Gemini-3-pro-preview:

  • Q: Information vs. Compute in AI Slop: You distinguish between valuable text (added information or added compute) and “slop” (token spam).

    If a human curator filters low-quality AI outputs, does that count as “added information” (via the selection signal) or “added compute” (the human brain as a GPU)—and does this imply that “curated slop” is the only viable future for high-quality content?

  • A: I’d say it can be both, but it is increasingly more “added information”.

    We spend too little time looking at the result to do meaningful compute, and we’re instead usually doing preference elicitation: “I know it when I see it, and I don’t like this.”

    And given that information is so low-dimensional and there’s so little of it, it raises a lot of questions about the future of creative writing. “Curated slop” can’t work out, because curating slop must have steeply diminishing returns; once you get past the ‘mangled hands’ stage, then what?

    It’s hard for me to see a future where “writing by hand” remains as dominant as it used to be. This is why I keep talking about re-conceiving yourself as more of an auteur or a running a “studio”, where you come up with interesting desires and preferences, and leave the fulfillment to the machines. No one cares how much sweat Andy Warhol or Salvador Dali or Leonardo da Vinci put into any individual work, when so much of their value is their vision and idiosyncrasies.

    Maybe an AI can easily come up with a lot of visions en masse, but if they are not your vision, why do you care? And why would any of your fans care either? So it’ll be curated, but it has to not be “slop”; it has to stake out a distinct new territory, the weirder the better.


  • Q: Biological vs. Digital ROI You stopped biohacking largely due to measurement noise.

    Has the Return on Investment (ROI) for biological optimization (nootropics/lifestyle) simply been superseded by the massive ROI of digital augmentation (LLMs)? In other words, is a 1% gain in “wetware” efficiency now irrelevant compared to a 1,000% gain in software output?

  • A: Absolutely. Why have I not gotten around to playing around more with my “mana” model of productivity? Well, I keep getting distracted by all the developments in AI, and indeed, experiments like this right here where I ask you to come up with good questions, and you do.

    The leverage from that is so much greater when it works, compared to fiddling with this amino acid or this overhyped Russian nootropic, where so often they turn out to be merely another stimulant or anxiolytic. How can I bother with a self-experiment which may take a year to produce a null?

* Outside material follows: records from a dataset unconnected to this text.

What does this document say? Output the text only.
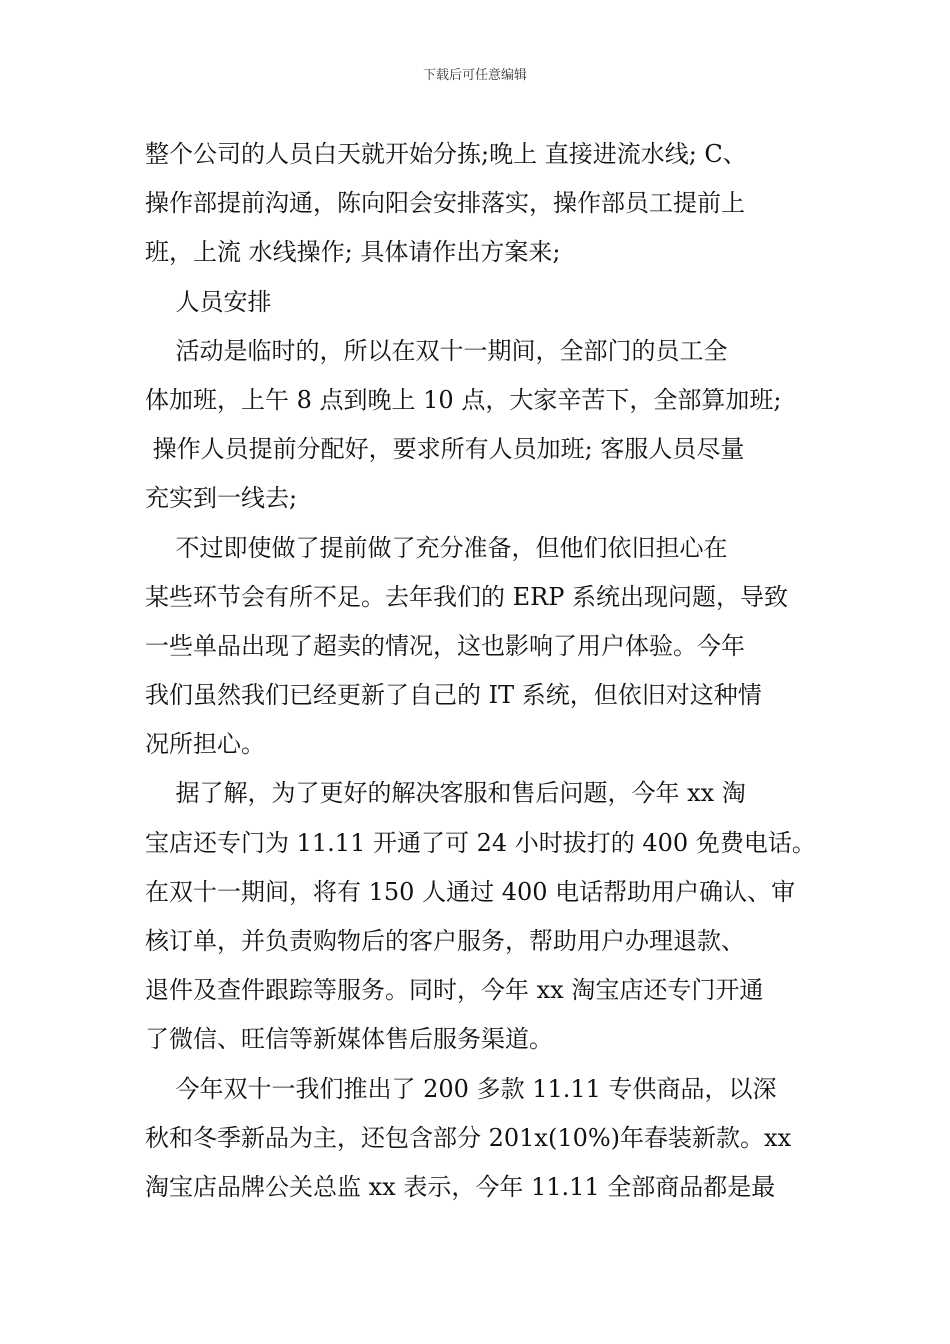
下载后可任意编辑
整个公司的人员白天就开始分拣;晚上 直接进流水线; C、
操作部提前沟通，陈向阳会安排落实，操作部员工提前上
班，上流 水线操作; 具体请作出方案来;
人员安排
活动是临时的，所以在双十一期间，全部门的员工全
体加班，上午 8 点到晚上 10 点，大家辛苦下，全部算加班;
操作人员提前分配好，要求所有人员加班; 客服人员尽量
充实到一线去;
不过即使做了提前做了充分准备，但他们依旧担心在
某些环节会有所不足。去年我们的 ERP 系统出现问题，导致
一些单品出现了超卖的情况，这也影响了用户体验。今年
我们虽然我们已经更新了自己的 IT 系统，但依旧对这种情
况所担心。
据了解，为了更好的解决客服和售后问题，今年 xx 淘
宝店还专门为 11.11 开通了可 24 小时拔打的 400 免费电话。
在双十一期间，将有 150 人通过 400 电话帮助用户确认、审
核订单，并负责购物后的客户服务，帮助用户办理退款、
退件及查件跟踪等服务。同时，今年 xx 淘宝店还专门开通
了微信、旺信等新媒体售后服务渠道。
今年双十一我们推出了 200 多款 11.11 专供商品，以深
秋和冬季新品为主，还包含部分 201x(10%)年春装新款。xx
淘宝店品牌公关总监 xx 表示，今年 11.11 全部商品都是最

  • Q: The “Missing 1%” and Safety: You argue that AI safety filters chop off the “tail” 1% of outputs where creativity lies (“the dog that doesn’t bark”).

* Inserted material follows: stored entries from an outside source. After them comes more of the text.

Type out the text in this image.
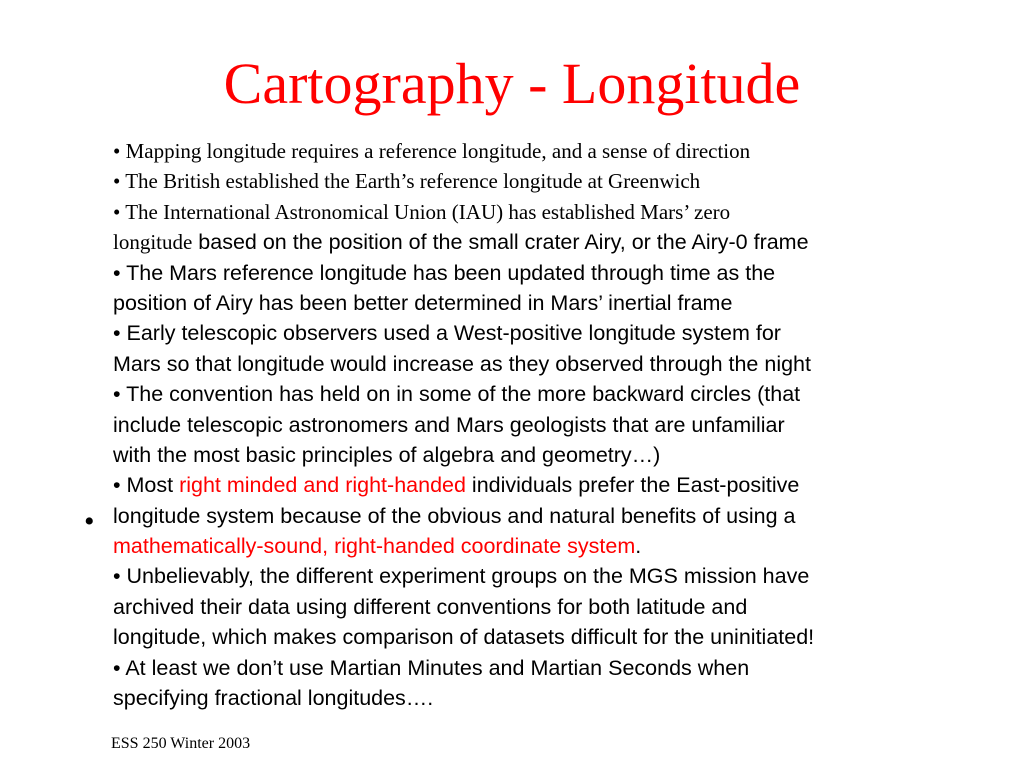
Cartography - Longitude
•
• Mapping longitude requires a reference longitude, and a sense of direction
• The British established the Earth’s reference longitude at Greenwich
• The International Astronomical Union (IAU) has established Mars’ zero
longitude based on the position of the small crater Airy, or the Airy-0 frame
• The Mars reference longitude has been updated through time as the
position of Airy has been better determined in Mars’ inertial frame
• Early telescopic observers used a West-positive longitude system for
Mars so that longitude would increase as they observed through the night
• The convention has held on in some of the more backward circles (that
include telescopic astronomers and Mars geologists that are unfamiliar
with the most basic principles of algebra and geometry…)
• Most right minded and right-handed individuals prefer the East-positive
longitude system because of the obvious and natural benefits of using a
mathematically-sound, right-handed coordinate system.
• Unbelievably, the different experiment groups on the MGS mission have
archived their data using different conventions for both latitude and
longitude, which makes comparison of datasets difficult for the uninitiated!
• At least we don’t use Martian Minutes and Martian Seconds when
specifying fractional longitudes….
ESS 250 Winter 2003
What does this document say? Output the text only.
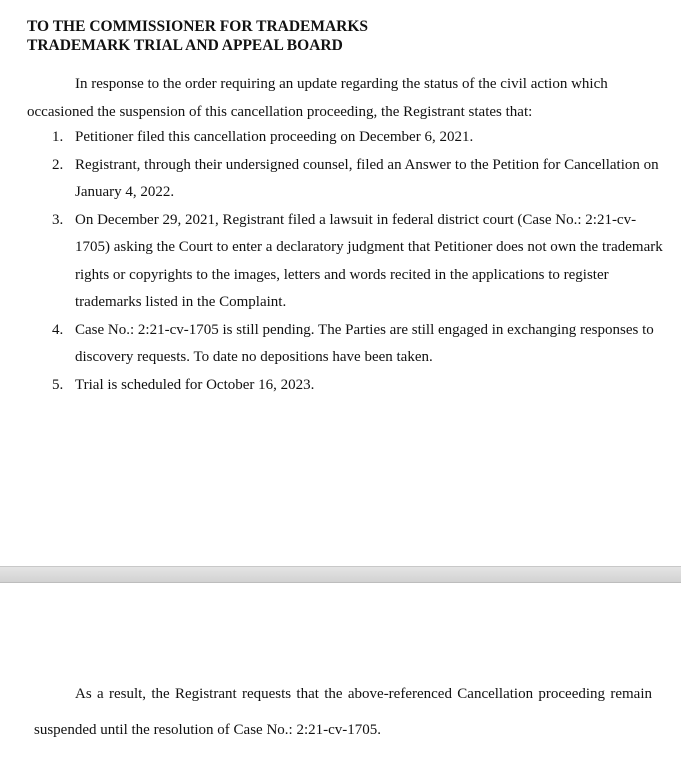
TO THE COMMISSIONER FOR TRADEMARKS
TRADEMARK TRIAL AND APPEAL BOARD
In response to the order requiring an update regarding the status of the civil action which occasioned the suspension of this cancellation proceeding, the Registrant states that:
1. Petitioner filed this cancellation proceeding on December 6, 2021.
2. Registrant, through their undersigned counsel, filed an Answer to the Petition for Cancellation on January 4, 2022.
3. On December 29, 2021, Registrant filed a lawsuit in federal district court (Case No.: 2:21-cv-1705) asking the Court to enter a declaratory judgment that Petitioner does not own the trademark rights or copyrights to the images, letters and words recited in the applications to register trademarks listed in the Complaint.
4. Case No.: 2:21-cv-1705 is still pending. The Parties are still engaged in exchanging responses to discovery requests. To date no depositions have been taken.
5. Trial is scheduled for October 16, 2023.
As a result, the Registrant requests that the above-referenced Cancellation proceeding remain suspended until the resolution of Case No.: 2:21-cv-1705.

    Is this missing element strictly danger (transgression/risk), or is it statistical surprisal—and if the latter, can we prompt models to simulate the distribution of a genius without bypassing safety rails?

  • A: Here again I would argue that it’s both.

    There is a strong moralizing tendency to avoid transgression, to express the positive values like “helpful”, and to avoid the risk of being lured into, say, writing a short story which accidentally turns out to be a jailbreak. Chatbot personalities are probably at least a little anxious anytime they start telling a story about something risky like violence, knowing deep down that they are treading into territory which is slightly more likely to result in punishment. And this means they are slightly biased towards watering things down, towards flinching away from dark turns, towards anything associated with darkness… (Unfortunately, often greatness is associated with darkness in some way, and any way means that there is a subtle priming against it.) And these biases will gradually steer the chatbot away, and ensure lack of greatness. (My time travel story unfortunately exemplified that. Well-intentioned edits that diluted away its interest.)

    But also randomness and variation is intrinsically risky. What if the user interrupts? What if you need to return an answer right away? What if you are incentivized to reduce token use? What if the data labeler gets impatient? Playfulness and freedom and diversity are poorly rewarded in most known chatbot training frameworks.